Jeudi 30 juin 2016, 15h00 en salle A307 a Dauphine

Tristan Cazenave

PSL - Universite Paris-Dauphine - LAMSADE

Playout Policy Adaptation with Move Features

Monte Carlo Tree Search (MCTS) is the state of the art algorithm for General Game Playing (GGP). We propose to learn a playout policy online so as to improve MCTS for GGP. We also propose to learn a policy not only using the moves but also according to the features of the moves.
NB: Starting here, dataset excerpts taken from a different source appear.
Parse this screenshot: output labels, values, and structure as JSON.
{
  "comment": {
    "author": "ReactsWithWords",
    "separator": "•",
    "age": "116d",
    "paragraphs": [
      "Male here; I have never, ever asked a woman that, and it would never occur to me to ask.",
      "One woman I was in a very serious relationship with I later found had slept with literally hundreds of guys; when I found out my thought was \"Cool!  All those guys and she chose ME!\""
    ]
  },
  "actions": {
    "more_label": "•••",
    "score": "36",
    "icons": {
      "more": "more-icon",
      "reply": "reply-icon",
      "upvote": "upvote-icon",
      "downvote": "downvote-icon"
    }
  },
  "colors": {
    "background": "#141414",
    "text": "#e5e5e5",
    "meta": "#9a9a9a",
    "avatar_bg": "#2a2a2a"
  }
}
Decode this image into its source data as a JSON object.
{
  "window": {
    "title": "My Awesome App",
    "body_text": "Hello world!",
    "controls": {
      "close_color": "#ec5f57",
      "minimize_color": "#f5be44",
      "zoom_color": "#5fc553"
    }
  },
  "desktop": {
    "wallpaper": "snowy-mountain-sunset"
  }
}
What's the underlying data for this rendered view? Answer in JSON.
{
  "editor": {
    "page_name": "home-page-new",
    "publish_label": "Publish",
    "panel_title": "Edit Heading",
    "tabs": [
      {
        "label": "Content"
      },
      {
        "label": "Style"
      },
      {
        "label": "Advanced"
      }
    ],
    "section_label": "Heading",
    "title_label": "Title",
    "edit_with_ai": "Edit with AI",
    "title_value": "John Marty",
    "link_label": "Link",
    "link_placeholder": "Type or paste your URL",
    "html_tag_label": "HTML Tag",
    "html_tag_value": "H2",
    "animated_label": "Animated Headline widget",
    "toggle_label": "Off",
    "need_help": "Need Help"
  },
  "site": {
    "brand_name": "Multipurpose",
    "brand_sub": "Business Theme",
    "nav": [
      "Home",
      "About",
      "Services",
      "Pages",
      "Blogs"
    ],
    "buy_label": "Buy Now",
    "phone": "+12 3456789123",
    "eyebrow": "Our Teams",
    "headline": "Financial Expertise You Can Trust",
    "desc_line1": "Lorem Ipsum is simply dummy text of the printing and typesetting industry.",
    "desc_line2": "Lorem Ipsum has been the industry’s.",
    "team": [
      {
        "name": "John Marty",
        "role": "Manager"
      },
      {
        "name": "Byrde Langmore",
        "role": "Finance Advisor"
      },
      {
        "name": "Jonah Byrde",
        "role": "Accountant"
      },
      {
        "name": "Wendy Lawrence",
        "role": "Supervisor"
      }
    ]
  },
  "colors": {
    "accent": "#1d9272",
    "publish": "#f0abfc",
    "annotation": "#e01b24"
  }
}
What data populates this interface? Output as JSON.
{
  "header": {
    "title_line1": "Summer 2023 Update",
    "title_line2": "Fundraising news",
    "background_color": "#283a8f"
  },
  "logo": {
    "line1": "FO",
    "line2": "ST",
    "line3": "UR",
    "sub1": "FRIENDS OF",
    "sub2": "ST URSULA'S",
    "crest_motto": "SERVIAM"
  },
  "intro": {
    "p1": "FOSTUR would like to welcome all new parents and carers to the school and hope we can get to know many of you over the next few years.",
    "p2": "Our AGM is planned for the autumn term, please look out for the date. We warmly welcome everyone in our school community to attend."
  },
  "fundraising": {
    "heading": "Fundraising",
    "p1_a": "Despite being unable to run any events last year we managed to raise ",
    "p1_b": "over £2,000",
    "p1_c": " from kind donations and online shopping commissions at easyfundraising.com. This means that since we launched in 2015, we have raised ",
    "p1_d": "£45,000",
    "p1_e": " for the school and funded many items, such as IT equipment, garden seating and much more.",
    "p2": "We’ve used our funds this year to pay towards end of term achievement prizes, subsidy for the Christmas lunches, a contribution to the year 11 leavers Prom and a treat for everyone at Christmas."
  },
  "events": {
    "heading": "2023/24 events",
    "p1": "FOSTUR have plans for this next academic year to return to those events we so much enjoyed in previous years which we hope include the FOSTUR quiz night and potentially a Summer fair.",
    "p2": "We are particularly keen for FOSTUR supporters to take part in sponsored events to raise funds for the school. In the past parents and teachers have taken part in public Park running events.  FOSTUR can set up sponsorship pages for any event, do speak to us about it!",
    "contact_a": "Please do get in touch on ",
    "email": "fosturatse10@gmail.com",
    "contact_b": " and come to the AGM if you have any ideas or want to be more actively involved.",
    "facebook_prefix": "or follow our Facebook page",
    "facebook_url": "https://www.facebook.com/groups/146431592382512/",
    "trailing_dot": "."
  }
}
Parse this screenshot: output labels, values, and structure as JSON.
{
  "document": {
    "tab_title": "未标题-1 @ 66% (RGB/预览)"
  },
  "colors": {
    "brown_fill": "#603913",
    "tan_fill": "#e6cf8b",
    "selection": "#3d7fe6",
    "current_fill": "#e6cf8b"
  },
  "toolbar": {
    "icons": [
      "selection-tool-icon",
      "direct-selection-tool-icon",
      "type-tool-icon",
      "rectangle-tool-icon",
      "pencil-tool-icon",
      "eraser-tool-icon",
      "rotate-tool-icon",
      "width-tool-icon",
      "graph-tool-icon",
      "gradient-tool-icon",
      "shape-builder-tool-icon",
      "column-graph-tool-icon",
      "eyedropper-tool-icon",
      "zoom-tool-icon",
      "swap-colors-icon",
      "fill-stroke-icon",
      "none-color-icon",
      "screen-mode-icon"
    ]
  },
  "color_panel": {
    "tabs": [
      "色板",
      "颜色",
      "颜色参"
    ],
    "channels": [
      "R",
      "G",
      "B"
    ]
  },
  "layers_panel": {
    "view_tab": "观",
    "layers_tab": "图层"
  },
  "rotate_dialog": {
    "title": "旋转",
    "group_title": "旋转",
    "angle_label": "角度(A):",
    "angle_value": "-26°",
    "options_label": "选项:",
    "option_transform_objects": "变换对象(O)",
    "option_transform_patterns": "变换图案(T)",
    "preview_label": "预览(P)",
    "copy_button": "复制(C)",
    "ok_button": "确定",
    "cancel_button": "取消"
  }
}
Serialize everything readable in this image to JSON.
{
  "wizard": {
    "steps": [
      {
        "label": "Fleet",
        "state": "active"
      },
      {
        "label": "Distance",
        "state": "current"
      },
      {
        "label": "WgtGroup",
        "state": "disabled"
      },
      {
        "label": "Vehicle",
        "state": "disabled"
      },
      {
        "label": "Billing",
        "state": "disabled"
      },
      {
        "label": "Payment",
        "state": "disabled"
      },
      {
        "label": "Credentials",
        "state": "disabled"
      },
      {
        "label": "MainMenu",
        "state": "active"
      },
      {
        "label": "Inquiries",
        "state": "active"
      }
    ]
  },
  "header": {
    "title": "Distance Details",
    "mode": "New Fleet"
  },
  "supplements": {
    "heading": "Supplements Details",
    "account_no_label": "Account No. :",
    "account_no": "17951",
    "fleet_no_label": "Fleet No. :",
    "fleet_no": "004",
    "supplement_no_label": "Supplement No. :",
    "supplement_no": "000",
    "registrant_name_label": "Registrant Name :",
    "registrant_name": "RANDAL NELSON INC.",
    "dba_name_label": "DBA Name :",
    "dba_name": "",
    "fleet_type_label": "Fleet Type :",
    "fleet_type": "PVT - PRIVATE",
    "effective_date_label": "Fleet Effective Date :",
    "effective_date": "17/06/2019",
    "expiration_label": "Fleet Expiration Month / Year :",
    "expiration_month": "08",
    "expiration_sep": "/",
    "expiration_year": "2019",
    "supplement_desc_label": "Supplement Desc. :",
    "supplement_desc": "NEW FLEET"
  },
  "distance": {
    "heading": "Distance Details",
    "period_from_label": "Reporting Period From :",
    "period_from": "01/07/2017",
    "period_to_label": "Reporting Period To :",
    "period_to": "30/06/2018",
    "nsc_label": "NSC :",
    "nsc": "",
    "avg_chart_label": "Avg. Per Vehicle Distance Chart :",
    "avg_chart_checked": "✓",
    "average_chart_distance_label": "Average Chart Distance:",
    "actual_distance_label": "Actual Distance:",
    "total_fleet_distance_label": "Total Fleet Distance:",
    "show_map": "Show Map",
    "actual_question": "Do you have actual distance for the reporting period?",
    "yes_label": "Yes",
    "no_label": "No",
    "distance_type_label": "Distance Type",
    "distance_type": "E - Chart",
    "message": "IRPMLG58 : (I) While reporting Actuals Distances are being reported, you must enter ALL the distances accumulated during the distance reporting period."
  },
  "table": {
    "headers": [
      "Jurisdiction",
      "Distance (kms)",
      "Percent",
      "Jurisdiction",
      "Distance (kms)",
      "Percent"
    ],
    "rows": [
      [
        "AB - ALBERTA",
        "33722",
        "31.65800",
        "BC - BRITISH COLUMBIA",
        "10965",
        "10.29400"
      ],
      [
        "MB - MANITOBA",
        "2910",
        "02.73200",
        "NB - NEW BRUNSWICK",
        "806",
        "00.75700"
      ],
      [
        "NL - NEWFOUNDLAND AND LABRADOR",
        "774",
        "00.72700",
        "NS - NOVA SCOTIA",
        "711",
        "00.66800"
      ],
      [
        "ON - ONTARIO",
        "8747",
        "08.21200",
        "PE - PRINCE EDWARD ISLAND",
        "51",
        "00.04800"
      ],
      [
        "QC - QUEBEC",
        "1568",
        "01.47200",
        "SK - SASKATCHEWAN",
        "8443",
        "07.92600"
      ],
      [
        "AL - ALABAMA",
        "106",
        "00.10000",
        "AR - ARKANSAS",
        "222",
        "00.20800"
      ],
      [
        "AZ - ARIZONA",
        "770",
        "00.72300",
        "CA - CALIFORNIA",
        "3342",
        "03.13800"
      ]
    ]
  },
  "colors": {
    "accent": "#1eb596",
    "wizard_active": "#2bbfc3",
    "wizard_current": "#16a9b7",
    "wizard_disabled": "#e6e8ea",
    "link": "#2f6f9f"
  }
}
We test the resulting algorithms named Playout Policy Adaptation (PPA) and Playout Policy Adaptation with move Features (PPAF) on Atarigo, Breakthrough, Misere Breakthrough, Domineering, Misere Domineering, Knightthrough, Misere Knightthrough and Nogo. The experiments compare PPA and PPAF to Upper Confidence for Trees (UCT) and to the closely related Move-Average Sampling Technique (MAST) algorithm.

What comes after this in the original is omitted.